- Are you and your partner currently not officially together, but definitely more than just friends with benefits?
- Do you hang out pretty often, but you’ve never even met their mates?
- If this is the case – it’s possible you’ve wound up in a dreaded situationship
What is a situationship?
A situationship is essentially a romantic relationship which hasn’t been defined. Speaking to Cosmopolitan UK, dating coach James Preece says: “a situationship is when two people have been on a few dates but are yet to define what’s going on.”
He continues: “This usually happens for two reasons; they’re either still hedging their bets and taking time to get to know each other, or they’re nervous about making their feelings known for fear of rejection.”
You might also wind up in a situationship if one of you is afraid of commitment. Because with a situationship, there’s no guarantee that it’ll progress into a relationship. It’s always possible that things will just fizzle out if one of you gets cold feet when it comes to defining things.
Sound familiar? Here are some more signs and symptoms of a situationship.
How to tell if you’re in a situationship
There’s no consistency
Situationships are defined by their lack of consistency. You might see your ‘partner’ every day one week, but then not at all the following week. In most relationships, you’ll naturally fall into a pattern where you see your partner a couple of times a week, but with a situationship, there’s no rhythm at all.
“One major appeal of a legit relationship is that you can count on seeing and talking to your person regularly,” says Anna Medaris Miller, writing for Women’s Health. “Situationships lack that.”
While there are benefits to playing everything by ear, it’s hard to plan things far in advance without knowing when you’ll next see your partner. Have you ever bailed on your own plans or kept your evenings free on the off chance your partner asks to come round – only for them to never text? It’s possible you’re in situationship territory if so.
You never talk about the future
In fact, you never really talk about… anything
Another sign of a doomed situationship is if you don’t really know what you talk about when you are together.
In a healthy relationship, you should be willing to be emotionally vulnerable with each other and speak about your feelings and insecurities. You should also be able to talk about your interests, ambitions, political views, hobbies… literally anything.
In a situationship, you might find yourself stuck with perpetually making small talk. While it’s pretty standard in any kind of relationship to ask questions like “what have you been up to?” and “what are you doing this weekend?”, if this is literally all you talk about, that’s not a good sign.
If this is sounding familiar, it’s possible that your connection with the other person is more physical than emotional, which is perhaps why both of you are reluctant to label yourselves as ‘in a relationship’.
While this is totally fine, if you do want a fully-fledged relationship with your situationship partner, it’s worth considering if you would truly have a strong partnership long-term if you’re struggling to connect emotionally.
You feel anxious about where things are going
The first few weeks of dating someone can often be kind of exciting given how uncertain everything is. Many people love the ‘thrill of the chase’ and the anticipation that precedes actually defining the relationship.

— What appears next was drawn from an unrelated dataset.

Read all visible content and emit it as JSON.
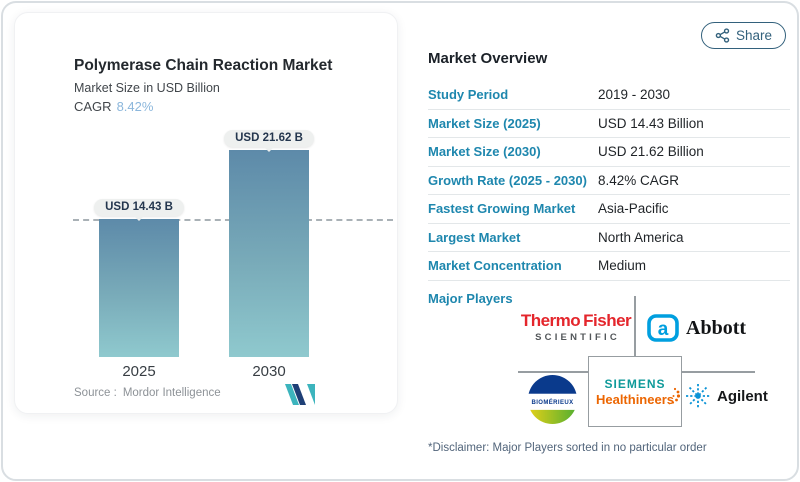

But if you’re finding that your excitement is beginning to lapse into anxiety, that’s not a good sign. There’s no hard and fast rule about how long you should wait before having the DTR chat, but trust your gut. If it seems like you’re in limbo and the whole situation doesn’t feel fun anymore, that’s a clear sign you’re in a situationship.
What to do about it
So, you’re in a situationship. What do you do about it?
Firstly, it’s important to note that situationships aren’t bad by default. If it’s working for you and your partner, there’s no real need to rock the boat.
Speaking to Restless Network, sexual health educator Angelica Lindsey-Ali says: “I think what we have seen from past generations is a lot of women – our grandmothers, our mothers, our aunts – being saddled with the emotional labor, [and] sometimes the financial and intellectual labor of keeping a relationship viable. The modern-day woman is not willing to have that loss of benefit in exchange for just being with a partner.”
If you’re happy to have some emotional and physical comfort from one person while retaining a lot of your other freedoms, there’s no reason why you can’t progress without labelling the relationship. That said, it is important that you both have a conversation about this to make sure you’re 100% on the same page. A situationship can only work if both parties are happy with keeping things the way they are.
But if you’re in a situationship that you’d love to see converted into a relationship one day in the not-so-distant future, you need to take action. Start a dialogue with your partner as soon as possible. Speaking to Cosmopolitan UK, therapist Heidi McBain suggests: “Be brave and transparent and initiate the dreaded relationship talk about where you currently are and where you would like to be, as far as an exclusive relationship with that person.”
Author and CEO Jenna Birch continues: “Start going on legitimate dates, and making real moves toward a relationship. Get out of the house. Invite them to a concert or an event. Have them meet your friends. See what actions are reciprocated.”
It’s clear that you need to do something if you want your situationship to progress into a relationship. Granted, it is terrifying to consider what’ll happen if things go wrong, and your partner admits that they aren’t looking for a relationship right now. But, equally, just imagine how good it’ll be if things go well.